RZ Fananie merupakan tokoh besar pendiri Pesantren Modern Darussalam Gontor, Jawa Timur, yang dikenal aktif menyebarkan dakwah Islam hingga ke pelosok Nusantara, termasuk wilayah Sumatera bagian Selatan.
“Saya datang untuk mencari jejak langkah kakek saya Raden Zainudin Fananie, karena beliau telah melakukan perjalanan panjang hingga ke Sumatera bagian Selatan. Saya hadir untuk berkoordinasi dengan Pak Rektor dan teman-teman di Muhammadiyah,” kata Prof. Husnan yang pernah menyatakan dirinya berniat maju dalam pencalonan Ketua Umum partai berlambang Kabah, Partai Persatuan Pembangunan (PPP).

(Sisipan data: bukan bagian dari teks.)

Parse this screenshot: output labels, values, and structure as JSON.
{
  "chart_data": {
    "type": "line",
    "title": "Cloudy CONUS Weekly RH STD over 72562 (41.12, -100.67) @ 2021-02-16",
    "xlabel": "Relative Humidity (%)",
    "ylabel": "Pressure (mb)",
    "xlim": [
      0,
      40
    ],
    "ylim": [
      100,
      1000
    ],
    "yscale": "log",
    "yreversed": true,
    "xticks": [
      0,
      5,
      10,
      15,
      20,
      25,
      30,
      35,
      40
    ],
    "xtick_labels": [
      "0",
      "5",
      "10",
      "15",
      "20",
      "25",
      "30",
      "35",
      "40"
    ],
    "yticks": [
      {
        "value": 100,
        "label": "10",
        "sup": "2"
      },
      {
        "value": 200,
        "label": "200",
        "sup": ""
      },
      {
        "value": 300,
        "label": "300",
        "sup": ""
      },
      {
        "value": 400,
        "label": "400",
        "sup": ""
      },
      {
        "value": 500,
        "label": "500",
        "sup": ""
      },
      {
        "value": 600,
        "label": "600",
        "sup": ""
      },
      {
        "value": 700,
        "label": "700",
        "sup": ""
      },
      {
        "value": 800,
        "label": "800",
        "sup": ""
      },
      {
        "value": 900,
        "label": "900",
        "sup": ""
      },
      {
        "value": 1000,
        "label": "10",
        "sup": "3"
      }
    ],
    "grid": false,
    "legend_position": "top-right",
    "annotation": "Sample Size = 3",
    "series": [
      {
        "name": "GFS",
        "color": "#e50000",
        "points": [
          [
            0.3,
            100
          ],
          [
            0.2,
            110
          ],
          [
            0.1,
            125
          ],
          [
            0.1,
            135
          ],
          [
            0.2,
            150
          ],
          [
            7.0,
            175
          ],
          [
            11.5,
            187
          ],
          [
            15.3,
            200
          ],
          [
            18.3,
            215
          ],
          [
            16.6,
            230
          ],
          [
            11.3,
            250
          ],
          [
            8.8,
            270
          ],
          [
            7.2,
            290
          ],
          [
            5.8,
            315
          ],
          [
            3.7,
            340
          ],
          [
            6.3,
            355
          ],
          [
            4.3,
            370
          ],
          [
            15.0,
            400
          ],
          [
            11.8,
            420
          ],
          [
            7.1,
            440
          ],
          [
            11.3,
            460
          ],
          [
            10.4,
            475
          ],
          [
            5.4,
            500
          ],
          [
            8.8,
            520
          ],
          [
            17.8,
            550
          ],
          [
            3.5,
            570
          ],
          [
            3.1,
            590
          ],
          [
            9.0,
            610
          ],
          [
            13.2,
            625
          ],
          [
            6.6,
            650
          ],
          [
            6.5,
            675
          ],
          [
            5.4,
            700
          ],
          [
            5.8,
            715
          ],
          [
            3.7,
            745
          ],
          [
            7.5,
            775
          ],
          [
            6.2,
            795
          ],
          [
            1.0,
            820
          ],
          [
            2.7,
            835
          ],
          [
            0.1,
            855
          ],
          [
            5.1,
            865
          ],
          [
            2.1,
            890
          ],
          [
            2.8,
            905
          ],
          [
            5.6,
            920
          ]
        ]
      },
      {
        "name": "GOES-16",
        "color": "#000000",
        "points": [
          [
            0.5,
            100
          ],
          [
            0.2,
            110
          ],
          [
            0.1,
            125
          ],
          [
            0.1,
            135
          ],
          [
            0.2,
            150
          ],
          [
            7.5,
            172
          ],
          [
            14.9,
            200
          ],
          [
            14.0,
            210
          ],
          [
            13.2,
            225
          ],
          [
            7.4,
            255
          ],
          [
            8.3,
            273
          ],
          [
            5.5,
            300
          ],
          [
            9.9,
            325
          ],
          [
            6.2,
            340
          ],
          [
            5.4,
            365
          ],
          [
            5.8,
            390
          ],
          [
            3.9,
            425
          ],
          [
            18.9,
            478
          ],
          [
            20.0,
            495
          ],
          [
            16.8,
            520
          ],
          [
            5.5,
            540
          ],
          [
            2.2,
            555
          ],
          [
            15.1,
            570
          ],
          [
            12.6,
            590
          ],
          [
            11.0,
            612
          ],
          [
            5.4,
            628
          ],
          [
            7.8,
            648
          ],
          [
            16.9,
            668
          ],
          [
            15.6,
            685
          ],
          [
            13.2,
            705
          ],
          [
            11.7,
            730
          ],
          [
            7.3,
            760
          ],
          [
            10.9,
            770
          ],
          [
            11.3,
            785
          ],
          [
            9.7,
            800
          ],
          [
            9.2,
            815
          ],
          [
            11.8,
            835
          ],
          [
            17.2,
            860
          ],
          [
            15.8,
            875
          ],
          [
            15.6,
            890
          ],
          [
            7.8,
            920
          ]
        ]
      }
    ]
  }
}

Mantan Duta Besar Indonesia untuk Azerbaijan periode 2016–2020 itu menegaskan pentingnya memperkuat jaringan pemikiran Islam dan kontribusi Muhammadiyah bagi bangsa. Ia juga mendorong generasi intelektual Muslim untuk terus berkiprah dengan integritas di berbagai bidang.
Rektor UMBB menyambut baik kunjungan tersebut. Pertemuan berlangsung lebih dari satu jam dalam suasana hangat, ditemani kopi dan penganan khas Bangka Belitung, otak-otak.

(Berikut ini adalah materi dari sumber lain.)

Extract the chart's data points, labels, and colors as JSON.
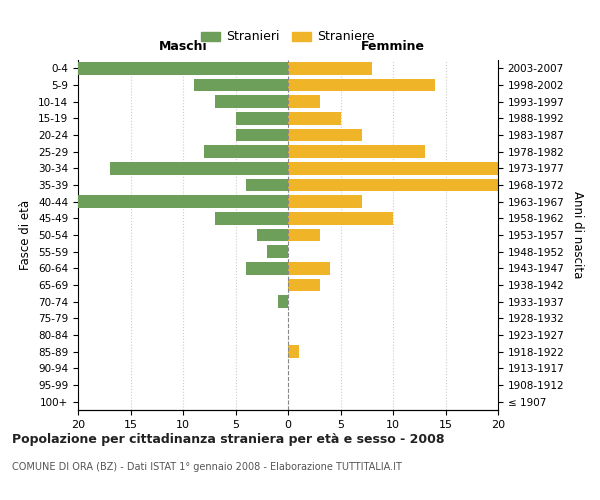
{
  "age_groups": [
    "100+",
    "95-99",
    "90-94",
    "85-89",
    "80-84",
    "75-79",
    "70-74",
    "65-69",
    "60-64",
    "55-59",
    "50-54",
    "45-49",
    "40-44",
    "35-39",
    "30-34",
    "25-29",
    "20-24",
    "15-19",
    "10-14",
    "5-9",
    "0-4"
  ],
  "birth_years": [
    "≤ 1907",
    "1908-1912",
    "1913-1917",
    "1918-1922",
    "1923-1927",
    "1928-1932",
    "1933-1937",
    "1938-1942",
    "1943-1947",
    "1948-1952",
    "1953-1957",
    "1958-1962",
    "1963-1967",
    "1968-1972",
    "1973-1977",
    "1978-1982",
    "1983-1987",
    "1988-1992",
    "1993-1997",
    "1998-2002",
    "2003-2007"
  ],
  "males": [
    0,
    0,
    0,
    0,
    0,
    0,
    1,
    0,
    4,
    2,
    3,
    7,
    20,
    4,
    17,
    8,
    5,
    5,
    7,
    9,
    20
  ],
  "females": [
    0,
    0,
    0,
    1,
    0,
    0,
    0,
    3,
    4,
    0,
    3,
    10,
    7,
    20,
    20,
    13,
    7,
    5,
    3,
    14,
    8
  ],
  "male_color": "#6d9e5a",
  "female_color": "#f0b429",
  "title": "Popolazione per cittadinanza straniera per età e sesso - 2008",
  "subtitle": "COMUNE DI ORA (BZ) - Dati ISTAT 1° gennaio 2008 - Elaborazione TUTTITALIA.IT",
  "xlabel_left": "Maschi",
  "xlabel_right": "Femmine",
  "ylabel_left": "Fasce di età",
  "ylabel_right": "Anni di nascita",
  "legend_male": "Stranieri",
  "legend_female": "Straniere",
  "xlim": 20,
  "background_color": "#ffffff",
  "grid_color": "#cccccc",
  "bar_height": 0.75
}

“Terima kasih atas kunjungannya. Kita seharusnya bisa membuka forum khusus untuk membahas sejarah berdirinya Muhammadiyah yang terkait jejak RZ Fananie. Di Belitung Timur, terutama di Gantung, sejarah Muhammadiyah sangat kental. Pertemuan semacam ini tentu baik untuk mengulik kembali sejarah dan bahkan mendorong penyusunan buku sejarah Muhammadiyah yang lebih mutakhir,” ujar Fadillah.

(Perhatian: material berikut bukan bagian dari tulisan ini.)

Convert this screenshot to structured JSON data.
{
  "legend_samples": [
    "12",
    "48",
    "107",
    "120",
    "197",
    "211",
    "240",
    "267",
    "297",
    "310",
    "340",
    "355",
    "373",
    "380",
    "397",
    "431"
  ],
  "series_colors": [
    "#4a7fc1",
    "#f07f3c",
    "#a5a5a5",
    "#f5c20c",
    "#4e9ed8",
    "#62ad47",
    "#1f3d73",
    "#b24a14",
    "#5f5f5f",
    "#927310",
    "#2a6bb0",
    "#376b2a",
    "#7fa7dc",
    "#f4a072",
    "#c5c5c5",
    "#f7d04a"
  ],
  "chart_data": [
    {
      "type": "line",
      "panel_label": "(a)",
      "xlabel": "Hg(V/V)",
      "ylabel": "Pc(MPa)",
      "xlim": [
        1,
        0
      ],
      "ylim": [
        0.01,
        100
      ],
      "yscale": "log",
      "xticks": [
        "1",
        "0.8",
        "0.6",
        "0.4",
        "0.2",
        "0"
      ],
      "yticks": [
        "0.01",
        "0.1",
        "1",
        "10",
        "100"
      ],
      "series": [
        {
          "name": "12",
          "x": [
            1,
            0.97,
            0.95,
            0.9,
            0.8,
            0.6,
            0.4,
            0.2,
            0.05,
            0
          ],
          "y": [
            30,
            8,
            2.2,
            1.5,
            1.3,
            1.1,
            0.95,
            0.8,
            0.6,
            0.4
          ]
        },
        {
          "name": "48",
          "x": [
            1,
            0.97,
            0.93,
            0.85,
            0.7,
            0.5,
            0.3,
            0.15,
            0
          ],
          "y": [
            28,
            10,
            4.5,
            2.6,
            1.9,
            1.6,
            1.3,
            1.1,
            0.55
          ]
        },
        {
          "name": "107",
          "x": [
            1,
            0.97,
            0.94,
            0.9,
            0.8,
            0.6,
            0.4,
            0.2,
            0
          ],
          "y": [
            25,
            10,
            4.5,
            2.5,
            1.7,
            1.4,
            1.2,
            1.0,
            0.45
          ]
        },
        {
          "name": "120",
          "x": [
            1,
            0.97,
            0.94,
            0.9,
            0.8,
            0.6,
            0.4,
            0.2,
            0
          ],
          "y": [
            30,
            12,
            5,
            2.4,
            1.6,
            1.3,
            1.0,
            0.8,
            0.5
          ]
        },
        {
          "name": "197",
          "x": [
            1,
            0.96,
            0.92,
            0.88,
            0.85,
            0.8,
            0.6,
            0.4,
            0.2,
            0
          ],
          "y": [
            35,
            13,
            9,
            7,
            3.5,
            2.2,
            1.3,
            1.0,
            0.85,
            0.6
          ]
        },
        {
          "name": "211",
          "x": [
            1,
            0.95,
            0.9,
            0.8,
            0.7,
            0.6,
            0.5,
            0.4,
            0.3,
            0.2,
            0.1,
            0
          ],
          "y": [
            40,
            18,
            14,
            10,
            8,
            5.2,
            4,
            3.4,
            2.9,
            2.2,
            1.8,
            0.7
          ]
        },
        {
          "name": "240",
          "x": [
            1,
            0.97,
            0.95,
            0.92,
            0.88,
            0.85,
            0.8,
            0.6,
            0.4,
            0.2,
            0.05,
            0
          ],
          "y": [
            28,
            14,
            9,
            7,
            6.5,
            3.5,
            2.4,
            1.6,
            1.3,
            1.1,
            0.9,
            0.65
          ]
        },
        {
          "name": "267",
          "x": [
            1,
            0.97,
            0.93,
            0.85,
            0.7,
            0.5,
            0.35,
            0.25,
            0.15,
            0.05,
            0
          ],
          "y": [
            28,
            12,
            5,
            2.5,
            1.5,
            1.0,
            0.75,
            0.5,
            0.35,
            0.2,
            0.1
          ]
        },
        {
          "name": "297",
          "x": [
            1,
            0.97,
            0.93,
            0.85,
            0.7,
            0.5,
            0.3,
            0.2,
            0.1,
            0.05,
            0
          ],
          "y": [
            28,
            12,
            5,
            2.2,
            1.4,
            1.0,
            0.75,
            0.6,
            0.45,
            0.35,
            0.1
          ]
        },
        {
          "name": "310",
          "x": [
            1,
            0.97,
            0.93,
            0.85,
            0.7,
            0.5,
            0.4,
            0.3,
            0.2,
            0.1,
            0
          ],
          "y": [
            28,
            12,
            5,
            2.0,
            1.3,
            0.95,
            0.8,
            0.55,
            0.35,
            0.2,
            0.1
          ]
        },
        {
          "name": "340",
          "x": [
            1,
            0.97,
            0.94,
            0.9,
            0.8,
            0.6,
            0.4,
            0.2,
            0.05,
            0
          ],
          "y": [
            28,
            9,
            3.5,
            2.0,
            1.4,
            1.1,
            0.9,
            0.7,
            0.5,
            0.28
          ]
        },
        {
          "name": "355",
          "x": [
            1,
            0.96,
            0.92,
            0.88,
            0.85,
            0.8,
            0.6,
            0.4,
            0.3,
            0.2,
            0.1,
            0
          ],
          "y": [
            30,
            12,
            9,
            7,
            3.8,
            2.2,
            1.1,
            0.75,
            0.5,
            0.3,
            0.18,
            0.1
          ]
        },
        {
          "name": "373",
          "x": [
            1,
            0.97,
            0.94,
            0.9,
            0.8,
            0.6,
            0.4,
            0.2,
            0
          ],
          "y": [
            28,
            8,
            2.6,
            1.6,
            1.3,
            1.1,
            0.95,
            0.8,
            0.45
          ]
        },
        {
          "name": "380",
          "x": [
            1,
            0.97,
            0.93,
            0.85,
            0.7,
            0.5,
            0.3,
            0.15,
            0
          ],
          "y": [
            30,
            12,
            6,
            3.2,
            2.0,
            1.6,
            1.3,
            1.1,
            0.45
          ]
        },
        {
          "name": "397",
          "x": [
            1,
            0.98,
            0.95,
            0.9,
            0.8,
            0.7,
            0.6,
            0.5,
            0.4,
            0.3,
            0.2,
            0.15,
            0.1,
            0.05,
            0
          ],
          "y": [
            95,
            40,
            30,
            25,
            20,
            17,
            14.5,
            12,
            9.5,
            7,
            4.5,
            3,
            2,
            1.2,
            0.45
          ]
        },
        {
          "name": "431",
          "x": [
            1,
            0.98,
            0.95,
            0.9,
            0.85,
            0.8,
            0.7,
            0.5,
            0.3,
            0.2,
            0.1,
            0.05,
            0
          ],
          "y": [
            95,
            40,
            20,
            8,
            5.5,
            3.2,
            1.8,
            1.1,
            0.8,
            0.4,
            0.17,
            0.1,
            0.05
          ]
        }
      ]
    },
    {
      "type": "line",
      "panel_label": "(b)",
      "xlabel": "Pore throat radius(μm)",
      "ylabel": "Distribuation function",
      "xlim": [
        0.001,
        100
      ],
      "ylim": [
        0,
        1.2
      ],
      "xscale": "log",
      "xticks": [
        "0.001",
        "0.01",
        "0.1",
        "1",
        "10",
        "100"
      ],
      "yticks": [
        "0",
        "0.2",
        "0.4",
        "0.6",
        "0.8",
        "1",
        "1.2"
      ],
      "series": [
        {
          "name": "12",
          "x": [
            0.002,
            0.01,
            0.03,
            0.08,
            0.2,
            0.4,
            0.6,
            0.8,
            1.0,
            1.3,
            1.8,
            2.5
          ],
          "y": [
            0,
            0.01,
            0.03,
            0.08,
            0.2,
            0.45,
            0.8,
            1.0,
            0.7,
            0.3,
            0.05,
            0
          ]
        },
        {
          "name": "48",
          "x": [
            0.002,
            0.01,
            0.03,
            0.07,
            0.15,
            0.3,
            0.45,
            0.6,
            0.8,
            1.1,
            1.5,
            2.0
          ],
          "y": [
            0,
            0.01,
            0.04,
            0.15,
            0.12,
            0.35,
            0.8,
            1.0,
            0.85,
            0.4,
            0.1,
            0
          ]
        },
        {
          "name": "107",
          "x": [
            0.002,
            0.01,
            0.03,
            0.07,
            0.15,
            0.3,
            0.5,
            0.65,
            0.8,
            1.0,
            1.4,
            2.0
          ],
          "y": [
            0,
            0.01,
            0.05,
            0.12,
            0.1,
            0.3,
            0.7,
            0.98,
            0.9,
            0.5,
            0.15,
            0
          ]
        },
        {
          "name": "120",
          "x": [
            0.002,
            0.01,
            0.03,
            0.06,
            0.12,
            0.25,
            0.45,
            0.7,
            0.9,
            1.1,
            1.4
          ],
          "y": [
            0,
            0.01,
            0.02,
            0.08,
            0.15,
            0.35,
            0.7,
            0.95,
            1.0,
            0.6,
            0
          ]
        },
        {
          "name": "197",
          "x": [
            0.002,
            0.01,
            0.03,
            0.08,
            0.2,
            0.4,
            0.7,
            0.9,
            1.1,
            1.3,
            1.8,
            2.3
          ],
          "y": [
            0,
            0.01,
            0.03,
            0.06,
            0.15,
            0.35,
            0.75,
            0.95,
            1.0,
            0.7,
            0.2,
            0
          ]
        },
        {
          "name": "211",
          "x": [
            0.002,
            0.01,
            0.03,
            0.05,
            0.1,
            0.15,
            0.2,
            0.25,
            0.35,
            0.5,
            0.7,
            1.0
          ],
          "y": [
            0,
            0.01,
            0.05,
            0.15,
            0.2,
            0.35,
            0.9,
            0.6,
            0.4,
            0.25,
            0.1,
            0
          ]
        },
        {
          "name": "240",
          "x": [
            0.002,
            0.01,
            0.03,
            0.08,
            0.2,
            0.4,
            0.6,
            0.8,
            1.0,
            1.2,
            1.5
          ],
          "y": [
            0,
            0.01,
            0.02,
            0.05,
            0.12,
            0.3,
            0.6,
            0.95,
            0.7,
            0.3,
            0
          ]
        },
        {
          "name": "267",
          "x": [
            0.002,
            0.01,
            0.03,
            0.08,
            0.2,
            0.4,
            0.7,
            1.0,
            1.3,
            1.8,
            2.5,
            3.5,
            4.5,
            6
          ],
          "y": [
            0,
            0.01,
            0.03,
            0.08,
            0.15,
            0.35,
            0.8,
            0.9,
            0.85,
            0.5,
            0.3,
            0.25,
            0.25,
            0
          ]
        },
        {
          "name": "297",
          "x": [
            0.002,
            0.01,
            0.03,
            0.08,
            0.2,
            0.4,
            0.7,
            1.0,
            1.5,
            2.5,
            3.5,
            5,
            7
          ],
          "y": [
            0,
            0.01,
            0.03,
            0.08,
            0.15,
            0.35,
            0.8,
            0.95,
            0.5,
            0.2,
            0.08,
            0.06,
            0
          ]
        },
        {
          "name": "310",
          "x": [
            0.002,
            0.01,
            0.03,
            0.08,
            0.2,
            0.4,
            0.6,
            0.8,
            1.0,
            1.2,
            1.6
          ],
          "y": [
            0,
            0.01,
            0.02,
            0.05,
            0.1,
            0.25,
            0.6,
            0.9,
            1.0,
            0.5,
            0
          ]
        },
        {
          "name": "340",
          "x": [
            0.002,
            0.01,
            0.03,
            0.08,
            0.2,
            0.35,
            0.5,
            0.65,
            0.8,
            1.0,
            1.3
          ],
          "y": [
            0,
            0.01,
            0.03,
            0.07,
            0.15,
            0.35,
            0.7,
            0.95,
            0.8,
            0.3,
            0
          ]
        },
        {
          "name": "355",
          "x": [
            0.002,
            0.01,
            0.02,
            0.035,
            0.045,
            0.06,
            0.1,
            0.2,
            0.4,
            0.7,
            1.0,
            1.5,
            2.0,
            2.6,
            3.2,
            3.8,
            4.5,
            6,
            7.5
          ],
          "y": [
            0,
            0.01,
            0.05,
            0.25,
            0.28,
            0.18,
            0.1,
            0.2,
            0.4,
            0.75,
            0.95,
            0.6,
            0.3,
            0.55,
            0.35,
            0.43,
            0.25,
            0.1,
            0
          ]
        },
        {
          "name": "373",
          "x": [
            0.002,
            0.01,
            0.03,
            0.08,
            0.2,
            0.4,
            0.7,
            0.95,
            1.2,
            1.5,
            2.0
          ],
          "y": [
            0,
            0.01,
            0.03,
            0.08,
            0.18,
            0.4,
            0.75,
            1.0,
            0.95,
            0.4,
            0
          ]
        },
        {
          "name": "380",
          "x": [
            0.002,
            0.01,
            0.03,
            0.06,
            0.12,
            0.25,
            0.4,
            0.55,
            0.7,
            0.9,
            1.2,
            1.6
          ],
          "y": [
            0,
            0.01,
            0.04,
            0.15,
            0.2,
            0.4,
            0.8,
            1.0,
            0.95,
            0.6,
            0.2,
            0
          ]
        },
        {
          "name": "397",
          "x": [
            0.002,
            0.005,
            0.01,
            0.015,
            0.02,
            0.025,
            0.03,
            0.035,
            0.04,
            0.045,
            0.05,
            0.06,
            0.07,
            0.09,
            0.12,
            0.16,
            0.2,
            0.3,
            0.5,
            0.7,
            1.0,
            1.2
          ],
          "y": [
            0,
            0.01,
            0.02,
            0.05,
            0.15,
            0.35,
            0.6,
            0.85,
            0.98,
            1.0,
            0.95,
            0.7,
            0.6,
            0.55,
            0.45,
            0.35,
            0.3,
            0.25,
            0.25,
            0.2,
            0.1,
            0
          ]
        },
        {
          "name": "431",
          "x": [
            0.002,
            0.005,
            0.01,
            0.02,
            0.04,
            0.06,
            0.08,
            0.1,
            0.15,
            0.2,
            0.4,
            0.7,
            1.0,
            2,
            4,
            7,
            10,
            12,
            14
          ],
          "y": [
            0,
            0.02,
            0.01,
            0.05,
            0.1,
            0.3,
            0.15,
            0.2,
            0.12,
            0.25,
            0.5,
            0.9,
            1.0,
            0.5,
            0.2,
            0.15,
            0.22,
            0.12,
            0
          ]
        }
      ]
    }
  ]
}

Mengenal Husnan Bey Fananie
Prof. Dr. K.H. Husnan Bey Fananie, M.A. (lahir 13 November 1967 di Jakarta) adalah seorang akademisi, penulis, dan diplomat Indonesia. Ia pernah menjabat sebagai Duta Besar Republik Indonesia untuk Azerbaijan sejak 13 Januari 2016 hingga Juli 2020.
Pendidikan
Husnan Bey Fananie menempuh pendidikan dasar keagamaannya di Pondok Modern Darussalam Gontor, Ponorogo. Setelah itu ia melanjutkan studi ke luar negeri dan menyelesaikan:
* Sarjana (S1) di Universitas Punjab, Lahore, Pakistan
* Magister (S2) di Universitas Rijks Leiden, Belanda
* Doktor (S3) di Universitas Islam Negeri (UIN) Sunan Kalijaga Yogyakarta
Karier
Selain aktif di dunia akademik dan kepenulisan, Husnan Bey Fananie dipercaya menjadi Duta Besar Indonesia untuk Azerbaijan periode 2016–2020. Setelah masa jabatannya berakhir, ia aktif di berbagai organisasi, dan kini menjabat sebagai Pelaksana Tugas Ketua Umum Persaudaraan Muslimin Indonesia (Parmusi).
Karya
Pada tahun 2016, Husnan Bey Fananie menerbitkan sebuah antologi puisi berjudul Ranahku Kasihku, yang mencerminkan pandangan hidup dan pengalaman diplomatiknya.
Kehidupan pribadi
Husnan menikah dengan Dian Sarastien Indah. Dari pernikahan ini, mereka dikaruniai dua anak: Kifah Gibraltar Bey Fananie dan Rumi Cahaya Nurani Bey Fananie.